Econ Grapher's Top 5 Graphs of the Week
There were a number of interesting data releases over the week, this article (the first in the series) sets out some of the more interesting graphs that were either updated, featured, or just generally of interest in the context of the week that was. In this article I show you graphs on US house prices, US consumer confidence, Japanese exports, Chinese loan growth, and a snapshot of US markets year to date. Enjoy, and be sure to look out for next week's top 5 finance and economics graphs of the week.
1. Green shoots in house prices?
This one paints a good picture of the US housing market, if you look carefully you can see what may be a tiny green shoot on the monthly % change data (but then it's not too hard to record gains when you've fallen that hard for that long).
2. US Consumer Confidence, or (still) Lack Thereof
The US consumer has become a little more confident, but sadly is still very depressed. With the high jobless rate, low house prices, questionable market outlook, and GDP record, it's hard to stay positive - but at least you can (*could) trade that clunker in for a new car.
3. Japanese Exports - Down, way Down, but not out yet
Were it not for China this chart may well look even poorer, Japan's exports have been hit hard - they're at low levels not seen since about 10 years ago. No surprise. The only good thing to say about this chart is the slight and gradual pick up in recent months, still it's likely a long hard road out.

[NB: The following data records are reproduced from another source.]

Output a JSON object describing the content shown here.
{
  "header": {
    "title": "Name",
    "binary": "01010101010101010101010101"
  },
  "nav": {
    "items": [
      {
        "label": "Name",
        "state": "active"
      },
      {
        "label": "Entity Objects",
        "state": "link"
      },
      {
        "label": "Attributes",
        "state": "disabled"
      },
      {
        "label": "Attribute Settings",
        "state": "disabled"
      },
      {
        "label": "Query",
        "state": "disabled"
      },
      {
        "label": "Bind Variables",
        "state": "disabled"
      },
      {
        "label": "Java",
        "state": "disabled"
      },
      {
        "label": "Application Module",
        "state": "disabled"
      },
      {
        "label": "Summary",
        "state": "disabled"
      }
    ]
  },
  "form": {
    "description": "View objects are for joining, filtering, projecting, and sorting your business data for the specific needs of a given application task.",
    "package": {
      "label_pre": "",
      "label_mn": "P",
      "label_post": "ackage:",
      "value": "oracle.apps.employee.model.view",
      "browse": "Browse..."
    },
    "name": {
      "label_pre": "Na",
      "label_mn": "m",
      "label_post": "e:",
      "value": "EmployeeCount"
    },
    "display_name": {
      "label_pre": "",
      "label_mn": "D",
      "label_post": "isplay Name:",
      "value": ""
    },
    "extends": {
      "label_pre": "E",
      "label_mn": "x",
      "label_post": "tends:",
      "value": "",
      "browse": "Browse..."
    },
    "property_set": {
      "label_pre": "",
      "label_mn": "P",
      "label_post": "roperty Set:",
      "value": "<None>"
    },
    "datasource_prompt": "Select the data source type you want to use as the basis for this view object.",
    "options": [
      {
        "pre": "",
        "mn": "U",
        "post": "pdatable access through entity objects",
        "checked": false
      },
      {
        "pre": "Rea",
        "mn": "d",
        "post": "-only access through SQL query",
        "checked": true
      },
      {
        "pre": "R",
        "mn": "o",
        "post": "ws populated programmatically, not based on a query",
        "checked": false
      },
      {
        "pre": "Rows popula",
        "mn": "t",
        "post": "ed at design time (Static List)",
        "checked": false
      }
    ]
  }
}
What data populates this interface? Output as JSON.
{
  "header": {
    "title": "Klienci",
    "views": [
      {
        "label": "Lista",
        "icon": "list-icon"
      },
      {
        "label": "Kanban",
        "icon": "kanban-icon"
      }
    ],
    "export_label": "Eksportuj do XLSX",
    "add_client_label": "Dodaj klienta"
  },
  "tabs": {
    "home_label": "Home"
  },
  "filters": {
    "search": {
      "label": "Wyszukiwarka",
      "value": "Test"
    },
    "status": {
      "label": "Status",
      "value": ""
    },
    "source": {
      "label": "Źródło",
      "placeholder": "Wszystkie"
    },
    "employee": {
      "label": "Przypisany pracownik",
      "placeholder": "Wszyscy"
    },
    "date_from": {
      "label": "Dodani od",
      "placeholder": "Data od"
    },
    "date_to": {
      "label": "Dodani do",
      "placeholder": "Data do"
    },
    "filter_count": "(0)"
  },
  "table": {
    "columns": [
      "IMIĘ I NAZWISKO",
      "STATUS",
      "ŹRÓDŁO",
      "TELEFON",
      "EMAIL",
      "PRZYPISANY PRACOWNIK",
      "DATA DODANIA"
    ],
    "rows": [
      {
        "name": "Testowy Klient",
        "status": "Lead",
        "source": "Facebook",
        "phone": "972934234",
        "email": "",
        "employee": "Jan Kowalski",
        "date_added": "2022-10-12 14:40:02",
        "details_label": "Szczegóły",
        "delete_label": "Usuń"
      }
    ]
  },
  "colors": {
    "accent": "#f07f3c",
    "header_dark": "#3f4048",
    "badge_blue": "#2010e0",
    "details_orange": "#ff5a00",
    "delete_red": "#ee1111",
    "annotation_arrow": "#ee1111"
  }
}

4. China's Rapid Loan Growth
Beijing said to its banks that it wanted them to lend at least 5 trillion yuan in new loans - the total new loans in July YTD was about 7 trillion. This is fascinating in the global context - Russia's banks have completely tightened up, and in most western countries it is still very hard to get a loan (as well, there is less demand for loans as deleveraging is the word du jour). So it is unique and mostly state driven, and it is having a positive impact (on stock prices and property prices), and is among the factors that are helping China buy time while the rest of the world recovers... Next week I'll include a chart on China's money supply.
5. US Markets Year to Date... Draw your own conclusion!
I will let you draw your own conclusions, but I will give some context. The data is indexed at 100 at the start of the year, and I've used weekly % changes for the relevant closing metric. AIG is adjusted for the rejiggering of the shares on issue. The main indices give you a feel for the overall market sentiment, the interest rate gives you a feel for the inflation outlook and panic level (low i-rate means lots of buying i.e. lots of shelter seeking), and AIG and C give you a feel for relative optimisim (i.e. low prices on these two indicate a feeling that doom has not yet passed versus swing for the fences - we're out of the woods).